Silenzi inspiegabili, giacché in tutti i racconti mitologici o d’epopea religiosa gli autori mostrano la costante preoccupazione di descrivere il loro eroe, al fine di conferirgli autorevolezza, credibilità e personalità. Perché poi la morte in croce, proprio quella di cui il mondo antico aveva più orrore e disprezzo? Un’assurdità! Scrittori falsari avrebbero certamente evitato di inventare la croce come strumento di morte del Cristo. Uno scandalo per i Cristiani delle origini, i quali non accettarono di buon grado l’idea che il loro Messia fosse morto proprio in croce, un tipo di esecuzione riservata ai comuni malfattori. Perché poi una morte infamante, resa pubblica nel posto più in vista di Gerusalemme affollata per la Pasqua, mentre il momento glorioso della risurrezione è celato nel buio e nel segreto di una tomba, svelato solamente alla cerchia ristretta dei discepoli? Per dare conferma e attendibilità alla sua missione sarebbe potuto apparire in pubblico, a qualcuno dei suoi avversari! Il paradosso continua anche dopo la sua morte. In tutto l’impero romano, gli storici lo ignorano, i documenti del giudaismo, pur senza negare il Gesù storico, lo usano come fonte di scherno e di biasimo e i sapienti disconoscono la sua dottrina.

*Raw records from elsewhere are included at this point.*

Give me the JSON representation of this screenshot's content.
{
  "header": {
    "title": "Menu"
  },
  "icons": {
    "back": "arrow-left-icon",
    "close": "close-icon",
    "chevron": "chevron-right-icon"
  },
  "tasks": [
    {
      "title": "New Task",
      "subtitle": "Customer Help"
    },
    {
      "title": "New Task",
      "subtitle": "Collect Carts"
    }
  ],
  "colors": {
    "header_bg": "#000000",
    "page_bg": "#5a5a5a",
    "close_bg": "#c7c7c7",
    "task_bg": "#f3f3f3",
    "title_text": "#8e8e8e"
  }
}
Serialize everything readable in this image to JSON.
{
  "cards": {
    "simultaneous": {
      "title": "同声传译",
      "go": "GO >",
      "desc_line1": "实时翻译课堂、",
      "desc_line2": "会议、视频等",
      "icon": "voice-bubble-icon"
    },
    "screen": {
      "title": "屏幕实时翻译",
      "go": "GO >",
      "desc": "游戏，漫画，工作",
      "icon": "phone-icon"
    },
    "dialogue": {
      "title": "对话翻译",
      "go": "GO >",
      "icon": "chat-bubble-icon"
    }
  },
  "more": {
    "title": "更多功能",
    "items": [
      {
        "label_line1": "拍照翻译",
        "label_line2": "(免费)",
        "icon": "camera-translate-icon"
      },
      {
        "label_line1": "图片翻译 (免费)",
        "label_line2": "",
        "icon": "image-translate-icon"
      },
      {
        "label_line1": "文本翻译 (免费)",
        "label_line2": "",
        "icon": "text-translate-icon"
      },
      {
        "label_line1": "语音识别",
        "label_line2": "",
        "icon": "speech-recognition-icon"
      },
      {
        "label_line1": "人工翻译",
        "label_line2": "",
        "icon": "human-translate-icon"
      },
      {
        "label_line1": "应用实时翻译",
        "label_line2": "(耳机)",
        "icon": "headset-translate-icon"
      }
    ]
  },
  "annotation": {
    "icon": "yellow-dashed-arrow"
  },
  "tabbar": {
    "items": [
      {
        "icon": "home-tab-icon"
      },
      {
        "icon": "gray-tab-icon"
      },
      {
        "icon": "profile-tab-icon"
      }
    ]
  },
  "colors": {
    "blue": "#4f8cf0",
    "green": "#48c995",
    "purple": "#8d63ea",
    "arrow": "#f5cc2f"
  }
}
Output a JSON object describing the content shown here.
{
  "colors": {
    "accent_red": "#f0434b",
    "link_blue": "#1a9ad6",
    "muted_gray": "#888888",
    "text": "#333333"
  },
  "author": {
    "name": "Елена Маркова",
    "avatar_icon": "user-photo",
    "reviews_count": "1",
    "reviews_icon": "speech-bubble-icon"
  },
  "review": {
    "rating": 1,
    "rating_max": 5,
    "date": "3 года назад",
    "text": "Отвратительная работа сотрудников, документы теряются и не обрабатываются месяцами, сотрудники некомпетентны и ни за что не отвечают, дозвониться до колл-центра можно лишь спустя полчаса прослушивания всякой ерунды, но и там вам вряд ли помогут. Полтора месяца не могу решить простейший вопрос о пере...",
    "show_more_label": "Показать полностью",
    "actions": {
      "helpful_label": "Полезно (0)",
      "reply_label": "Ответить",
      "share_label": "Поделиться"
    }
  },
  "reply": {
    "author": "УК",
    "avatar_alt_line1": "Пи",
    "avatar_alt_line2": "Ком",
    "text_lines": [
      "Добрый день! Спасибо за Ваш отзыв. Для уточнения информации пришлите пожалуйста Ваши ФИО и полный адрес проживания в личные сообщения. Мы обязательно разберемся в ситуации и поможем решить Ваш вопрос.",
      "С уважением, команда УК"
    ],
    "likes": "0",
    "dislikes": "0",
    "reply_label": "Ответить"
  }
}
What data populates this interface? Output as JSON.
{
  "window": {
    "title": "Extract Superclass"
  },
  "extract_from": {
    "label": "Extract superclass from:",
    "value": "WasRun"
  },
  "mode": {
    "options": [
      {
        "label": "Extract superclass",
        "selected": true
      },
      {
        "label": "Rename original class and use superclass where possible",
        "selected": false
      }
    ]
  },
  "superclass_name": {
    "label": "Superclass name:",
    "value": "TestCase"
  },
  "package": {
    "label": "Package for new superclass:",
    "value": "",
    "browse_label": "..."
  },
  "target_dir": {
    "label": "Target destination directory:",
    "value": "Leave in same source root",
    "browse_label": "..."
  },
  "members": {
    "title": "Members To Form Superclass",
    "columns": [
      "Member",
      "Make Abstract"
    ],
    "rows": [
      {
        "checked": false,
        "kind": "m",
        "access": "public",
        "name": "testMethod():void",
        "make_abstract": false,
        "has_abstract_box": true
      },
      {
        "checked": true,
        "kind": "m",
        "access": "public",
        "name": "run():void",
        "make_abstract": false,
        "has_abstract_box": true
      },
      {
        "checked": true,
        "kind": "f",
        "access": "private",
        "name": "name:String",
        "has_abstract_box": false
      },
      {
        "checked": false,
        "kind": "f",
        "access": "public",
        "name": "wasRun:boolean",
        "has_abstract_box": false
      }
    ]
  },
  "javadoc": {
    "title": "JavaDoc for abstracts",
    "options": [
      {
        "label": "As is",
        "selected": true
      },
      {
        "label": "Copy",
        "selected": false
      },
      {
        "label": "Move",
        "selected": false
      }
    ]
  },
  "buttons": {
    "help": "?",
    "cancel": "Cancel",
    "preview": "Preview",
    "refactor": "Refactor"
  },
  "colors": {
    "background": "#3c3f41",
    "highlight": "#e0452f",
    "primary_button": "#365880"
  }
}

In definitiva, sembrava un Gesù lasciato solo, che affidava ingenuamente la sua dottrina in mano a dei rozzi collaboratori, e destinato a porre la parola fine a tutto il suo ‘Progetto’ appeso a una croce. Invece, la situazione incredibilmente si capovolge: Gesù vince la morte e risorge! Dopo oltre duemila anni di storia Gesù, ancora oggi, ci appare più vivo di prima. Si hanno quindi buone ragioni per affermare che questo Messia, pur avendo scelto solo apparentemente la via per fallire, ci vuole far scoprire che il suo messaggio va oltre la storia, perché è veramente fondato su “Principi e Valori Universali” che superano ogni barriera di tempo e di spazio. Ed è lo stesso evangelista Matteo ad attestarlo, mettendo in bocca a Gesù le seguenti parole: «Il cielo e la terra passeranno, ma le mie parole non passeranno» (Cap. 24, 35).